Будь Саня в тот вечер чуть внимательнее, он бы наверняка заметил, что его таинственная, скрытная возлюбленная, жившая вдвоем с матушкой, обитала в настолько нищенской обстановке, что даже тезкинская квартира показалась бы на ее фоне дворцом. Однако хозяйка позаботилась о том, чтобы скрыть все приметы убогости: в комнате горели свечи, очень ловко приглушавшие неказистость мебели, посреди стоял стол, уставленный всякой снедью, а сама Катя встретила его в домашнем платье, показавшемся ему верхом совершенства. Она была женственна и мягка, словно искупая этим всю свою предыдущую безжалостность, и герой мой и вовсе потерял голову. Он ощущал себя в эту минуту, как молоденький безумец, которому скажи, что за эту ночь он отдаст жизнь, отдал бы ее с восторгом. Но, видно, насмешнице судьбе столь романический и возвышенный оборот пришелся не по нраву.

— Когда ужин был закончен и расстелена кровать, раздался звонок в дверь.

5

Поезд с худо. одетыми, стрижеными и небритыми новобранцами уже несколько дней ехал на восток, за Волгу и за Урал, через степь оренбургскую и степь барабинскую. Домашние припасы быстро подошли к концу, все заскучали, молча глядели в окна, где за пыльными стеклами виднелось много часов одно и то ж: унылая равнина. Только на третьи сутки дорога переменилась, показались леса и горы, огромные реки и большие города, а вслед за ними однажды утром Тезкин проснулся и даже на мгновение забыл о Козетте — сколько видно было глазу, сверкала байкальская вода, еще не полностью освободившаяся ото льда.
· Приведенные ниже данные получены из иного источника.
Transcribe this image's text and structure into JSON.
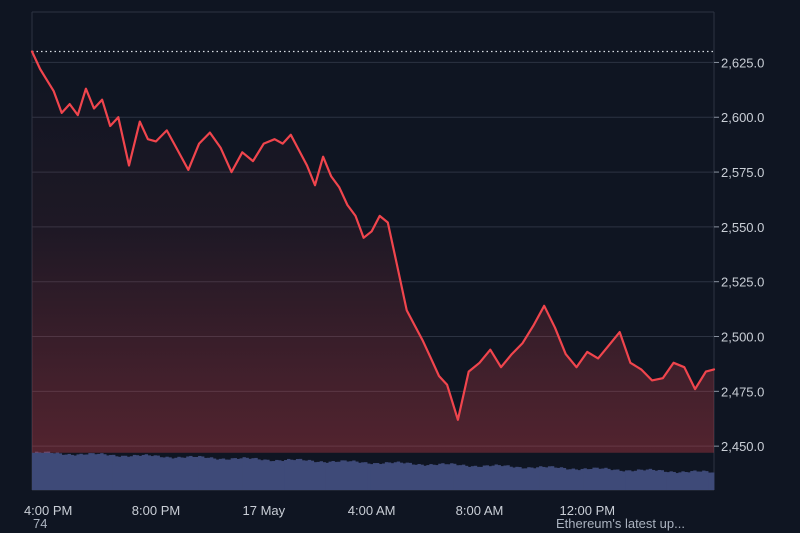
{
  "chart_data": {
    "type": "line",
    "title": "",
    "xlabel": "",
    "ylabel": "",
    "ylim": [
      2430,
      2648
    ],
    "yticks": [
      2450,
      2475,
      2500,
      2525,
      2550,
      2575,
      2600,
      2625
    ],
    "ytick_labels": [
      "2,450.0",
      "2,475.0",
      "2,500.0",
      "2,525.0",
      "2,550.0",
      "2,575.0",
      "2,600.0",
      "2,625.0"
    ],
    "xtick_labels": [
      "4:00 PM",
      "8:00 PM",
      "17 May",
      "4:00 AM",
      "8:00 AM",
      "12:00 PM"
    ],
    "xticks_hours": [
      0.6,
      4.6,
      8.6,
      12.6,
      16.6,
      20.6
    ],
    "x_range_hours": [
      0,
      25.3
    ],
    "reference_line": 2630,
    "grid": true,
    "colors": {
      "line": "#f0454d",
      "fill": "#f0454d",
      "volume": "#3e4a78",
      "reference": "#d8dde4",
      "grid": "#2c3342",
      "background": "#0f1522"
    },
    "series": [
      {
        "x_hours": [
          0.0,
          0.3,
          0.5,
          0.8,
          1.1,
          1.4,
          1.7,
          2.0,
          2.3,
          2.6,
          2.9,
          3.2,
          3.6,
          4.0,
          4.3,
          4.6,
          5.0,
          5.4,
          5.8,
          6.2,
          6.6,
          7.0,
          7.4,
          7.8,
          8.2,
          8.6,
          9.0,
          9.3,
          9.6,
          9.9,
          10.2,
          10.5,
          10.8,
          11.1,
          11.4,
          11.7,
          12.0,
          12.3,
          12.6,
          12.9,
          13.2,
          13.5,
          13.9,
          14.2,
          14.5,
          14.8,
          15.1,
          15.4,
          15.8,
          16.2,
          16.6,
          17.0,
          17.4,
          17.8,
          18.2,
          18.6,
          19.0,
          19.4,
          19.8,
          20.2,
          20.6,
          21.0,
          21.4,
          21.8,
          22.2,
          22.6,
          23.0,
          23.4,
          23.8,
          24.2,
          24.6,
          25.0,
          25.3
        ],
        "y": [
          2630,
          2622,
          2618,
          2612,
          2602,
          2606,
          2601,
          2613,
          2604,
          2608,
          2596,
          2600,
          2578,
          2598,
          2590,
          2589,
          2594,
          2585,
          2576,
          2588,
          2593,
          2586,
          2575,
          2584,
          2580,
          2588,
          2590,
          2588,
          2592,
          2585,
          2578,
          2569,
          2582,
          2573,
          2568,
          2560,
          2555,
          2545,
          2548,
          2555,
          2552,
          2535,
          2512,
          2505,
          2498,
          2490,
          2482,
          2478,
          2462,
          2484,
          2488,
          2494,
          2486,
          2492,
          2497,
          2505,
          2514,
          2504,
          2492,
          2486,
          2493,
          2490,
          2496,
          2502,
          2488,
          2485,
          2480,
          2481,
          2488,
          2486,
          2476,
          2484,
          2485
        ]
      }
    ],
    "volume": {
      "bars": 230,
      "level_from": 2447,
      "level_to": 2438,
      "floor": 2430
    }
  },
  "footer": {
    "left_text": "74",
    "right_text": "Ethereum's latest up..."
  }
}
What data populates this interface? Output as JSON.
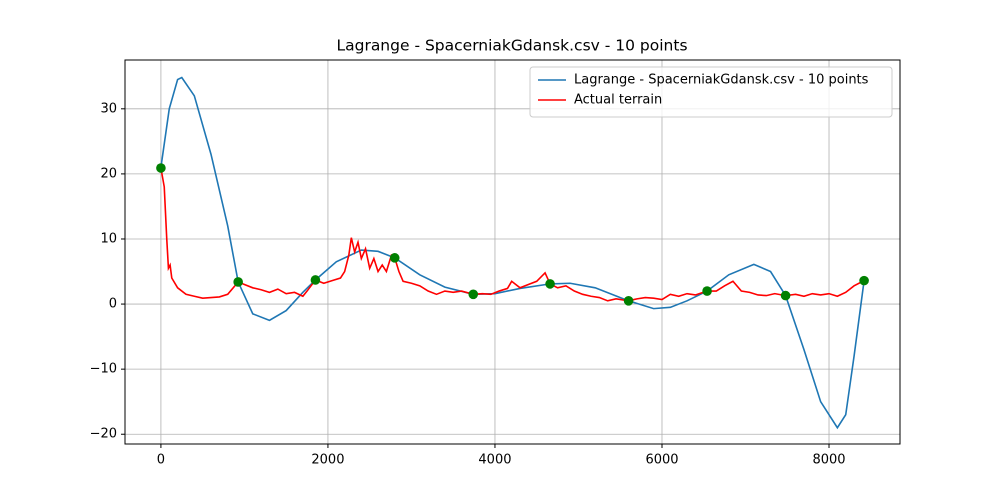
{
  "chart_data": {
    "type": "line",
    "title": "Lagrange - SpacerniakGdansk.csv - 10 points",
    "xlim": [
      -430,
      8850
    ],
    "ylim": [
      -21.5,
      37.5
    ],
    "xticks": [
      0,
      2000,
      4000,
      6000,
      8000
    ],
    "yticks": [
      {
        "value": -20,
        "label": "−20"
      },
      {
        "value": -10,
        "label": "−10"
      },
      0,
      10,
      20,
      30
    ],
    "grid": true,
    "legend": "upper right",
    "series": [
      {
        "name": "Lagrange - SpacerniakGdansk.csv - 10 points",
        "color": "#1f77b4",
        "x": [
          0,
          100,
          200,
          250,
          400,
          600,
          800,
          925,
          1100,
          1300,
          1500,
          1700,
          1850,
          2100,
          2400,
          2600,
          2800,
          3100,
          3400,
          3740,
          4000,
          4300,
          4660,
          4900,
          5200,
          5600,
          5900,
          6100,
          6300,
          6540,
          6800,
          7100,
          7300,
          7480,
          7700,
          7900,
          8100,
          8200,
          8300,
          8420
        ],
        "y": [
          21,
          30,
          34.5,
          34.8,
          32,
          23,
          12,
          3.4,
          -1.5,
          -2.5,
          -1,
          1.8,
          3.7,
          6.5,
          8.3,
          8.1,
          7.1,
          4.5,
          2.6,
          1.5,
          1.6,
          2.4,
          3.1,
          3.2,
          2.5,
          0.5,
          -0.7,
          -0.5,
          0.5,
          2.0,
          4.5,
          6.1,
          5,
          1.3,
          -7,
          -15,
          -19,
          -17,
          -8,
          3.6
        ]
      },
      {
        "name": "Actual terrain",
        "color": "#ff0000",
        "x": [
          0,
          40,
          70,
          90,
          110,
          130,
          200,
          300,
          400,
          500,
          600,
          700,
          800,
          925,
          1000,
          1100,
          1200,
          1300,
          1400,
          1500,
          1600,
          1700,
          1750,
          1850,
          1950,
          2050,
          2150,
          2200,
          2250,
          2280,
          2320,
          2360,
          2400,
          2450,
          2500,
          2550,
          2600,
          2650,
          2700,
          2760,
          2800,
          2850,
          2900,
          3000,
          3100,
          3200,
          3300,
          3400,
          3500,
          3600,
          3740,
          3850,
          3950,
          4050,
          4150,
          4200,
          4300,
          4400,
          4500,
          4600,
          4660,
          4750,
          4850,
          4950,
          5050,
          5150,
          5250,
          5350,
          5450,
          5600,
          5700,
          5800,
          5900,
          6000,
          6100,
          6200,
          6300,
          6400,
          6540,
          6650,
          6750,
          6850,
          6950,
          7050,
          7150,
          7250,
          7350,
          7480,
          7600,
          7700,
          7800,
          7900,
          8000,
          8100,
          8200,
          8300,
          8420
        ],
        "y": [
          20.9,
          18,
          10,
          5.5,
          6,
          4,
          2.5,
          1.5,
          1.2,
          0.9,
          1,
          1.1,
          1.5,
          3.4,
          3,
          2.5,
          2.2,
          1.8,
          2.3,
          1.6,
          1.8,
          1.2,
          2,
          3.7,
          3.2,
          3.6,
          4,
          5,
          7.5,
          10.2,
          8,
          9.5,
          7,
          8.5,
          5.5,
          7,
          5,
          6,
          5,
          7.5,
          7.1,
          5,
          3.5,
          3.2,
          2.8,
          2,
          1.5,
          2,
          1.8,
          2,
          1.5,
          1.6,
          1.5,
          2,
          2.4,
          3.5,
          2.5,
          3,
          3.5,
          4.8,
          3.1,
          2.5,
          2.8,
          2,
          1.5,
          1.2,
          1,
          0.5,
          0.8,
          0.5,
          0.8,
          1,
          0.9,
          0.7,
          1.5,
          1.2,
          1.6,
          1.4,
          2,
          2,
          2.8,
          3.5,
          2,
          1.8,
          1.4,
          1.3,
          1.6,
          1.3,
          1.5,
          1.2,
          1.6,
          1.4,
          1.6,
          1.2,
          1.8,
          2.8,
          3.6
        ]
      }
    ],
    "points": {
      "color": "#008000",
      "x": [
        0,
        925,
        1850,
        2800,
        3740,
        4660,
        5600,
        6540,
        7480,
        8420
      ],
      "y": [
        20.9,
        3.4,
        3.7,
        7.1,
        1.5,
        3.1,
        0.5,
        2.0,
        1.3,
        3.6
      ]
    }
  }
}
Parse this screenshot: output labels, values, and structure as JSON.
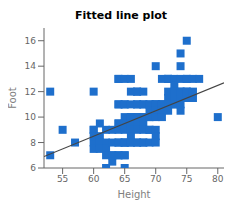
{
  "chart_data": {
    "type": "scatter",
    "title": "Fitted line plot",
    "xlabel": "Height",
    "ylabel": "Foot",
    "xlim": [
      52,
      81
    ],
    "ylim": [
      6,
      17
    ],
    "xticks": [
      55,
      60,
      65,
      70,
      75,
      80
    ],
    "yticks": [
      6,
      8,
      10,
      12,
      14,
      16
    ],
    "grid": false,
    "series": [
      {
        "type": "scatter",
        "marker": "square",
        "color": "#1E6FCC",
        "x": [
          53,
          53,
          55,
          57,
          60,
          60,
          60,
          60,
          60,
          60,
          61,
          61,
          61,
          61,
          62,
          62,
          62,
          62,
          62,
          63,
          63,
          63,
          63,
          63,
          64,
          64,
          64,
          64,
          64,
          64,
          64,
          64,
          64,
          64,
          64,
          65,
          65,
          65,
          65,
          65,
          65,
          65,
          65,
          65,
          65,
          65,
          65,
          66,
          66,
          66,
          66,
          66,
          66,
          66,
          66,
          66,
          66,
          67,
          67,
          67,
          67,
          67,
          67,
          67,
          67,
          67,
          67,
          67,
          68,
          68,
          68,
          68,
          68,
          68,
          68,
          68,
          68,
          69,
          69,
          69,
          69,
          69,
          69,
          69,
          69,
          70,
          70,
          70,
          70,
          70,
          70,
          70,
          70,
          70,
          71,
          71,
          71,
          71,
          71,
          71,
          72,
          72,
          72,
          72,
          72,
          72,
          72,
          73,
          73,
          73,
          73,
          73,
          73,
          74,
          74,
          74,
          74,
          74,
          74,
          74,
          74,
          75,
          75,
          75,
          75,
          75,
          75,
          76,
          76,
          76,
          77,
          80
        ],
        "values": [
          12,
          7,
          9,
          8,
          12,
          9,
          9,
          8,
          7.5,
          8.5,
          9.5,
          8.5,
          8,
          7.5,
          8,
          7.5,
          6,
          7,
          9,
          9,
          8,
          7,
          7,
          6.5,
          13,
          13,
          11,
          11,
          9.5,
          9.5,
          9,
          8,
          8,
          7,
          7,
          13,
          11,
          11,
          10,
          9.5,
          9,
          8,
          8,
          8,
          7,
          7,
          6,
          13,
          12,
          11,
          10,
          10,
          9.5,
          9,
          8.5,
          8,
          8,
          12,
          12,
          11,
          11,
          10,
          10,
          9.5,
          9.5,
          9,
          8,
          8,
          12,
          11,
          11,
          10,
          10,
          9.5,
          9,
          8,
          8,
          11,
          11,
          10.5,
          10,
          10,
          9,
          9,
          8,
          14,
          11,
          11,
          11,
          10.5,
          10,
          9,
          8.5,
          8,
          13,
          11,
          11,
          11,
          10.5,
          10,
          13,
          13,
          13,
          12,
          11.5,
          11,
          10.5,
          13,
          12.5,
          12,
          11.5,
          11,
          11,
          15,
          14,
          13,
          12,
          12,
          11.5,
          11,
          10.5,
          16,
          13,
          13,
          12,
          12,
          11.5,
          13,
          12,
          11.5,
          13,
          10
        ]
      },
      {
        "type": "line",
        "line_style": "solid",
        "color": "#444444",
        "x": [
          52,
          81
        ],
        "values": [
          6.9,
          12.7
        ]
      }
    ]
  }
}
Несколько часов они ехали вдоль берега, едва угадывая на другом дымку заснеженных гор. Опять начались степи, но уже совсем иные, и наконец полсуток спустя поезд остановился на полустанке, откуда их повезли гю цветущим всеми мыслимыми и немыслимыми цветами сопкам к месту будущей службы. Изредка попадались юрты и стада овец, потом не стало и их. Степь сделалась еще прекрасней и ярче, и вдруг точно из-под земли вырос отвратительного вида поселок, а за ним — бараки, вышки, колючая проволока и заборы — колония усиленного режима, которую они должны были охранять.

Никаких иллюзий относительно предстоящей службы Тезкин не строил, но то, что он здесь увидел, его ошарашило. Нищета была страшная. Не хватало не только еды, но даже одежды, и, собираясь в караул, солдаты брали недостающее друг у друга. Довольно скоро они приняли присягу, сбив перед этим ноги в кровь на бетонном плацу, — маленькое и жгучее забайкальское солнце уже встало высоко над степью, в считанные дни уничтожив ее цветение. Затем начали проводить учения на предмет массовых беспорядков в зоне, но не только им самим, но и тем, кто находился по другую сторону колючей проволоки, было совершенно ясно, что если здесь на самом деле начнется волнение, то ничего сделать горстка солдат не сможет, их подавят и перебьют. Побегов, однако, почти не было, ибо бежать отсюда было некуда.

Но Тезкина все эти вещи не коснулись. Два месяца спустя, когда сушь и жара сделались невыносимыми и привольно жилось только жирным мухам, он заболел в числе многих желтухой и попал в госпиталь. А вернулся в часть, когда зной начал спадать, потом в считанные дни задули ветра не чета тем, что ласково веют в Теплом Стане и на московских бульварах, и, не до конца поправившись, Саня схватил жестокую простуду. На этот раз его непосредственное начальство в лице старшины решило, что молодой боец исчерпал отпущенный ему лимит на лечение и теперь нагло косит, как это вообще свойственно всем халявным интеллигентам, а тем более москвичам, от чего не только в госпиталь, но даже близко к санчасти его не подпустили.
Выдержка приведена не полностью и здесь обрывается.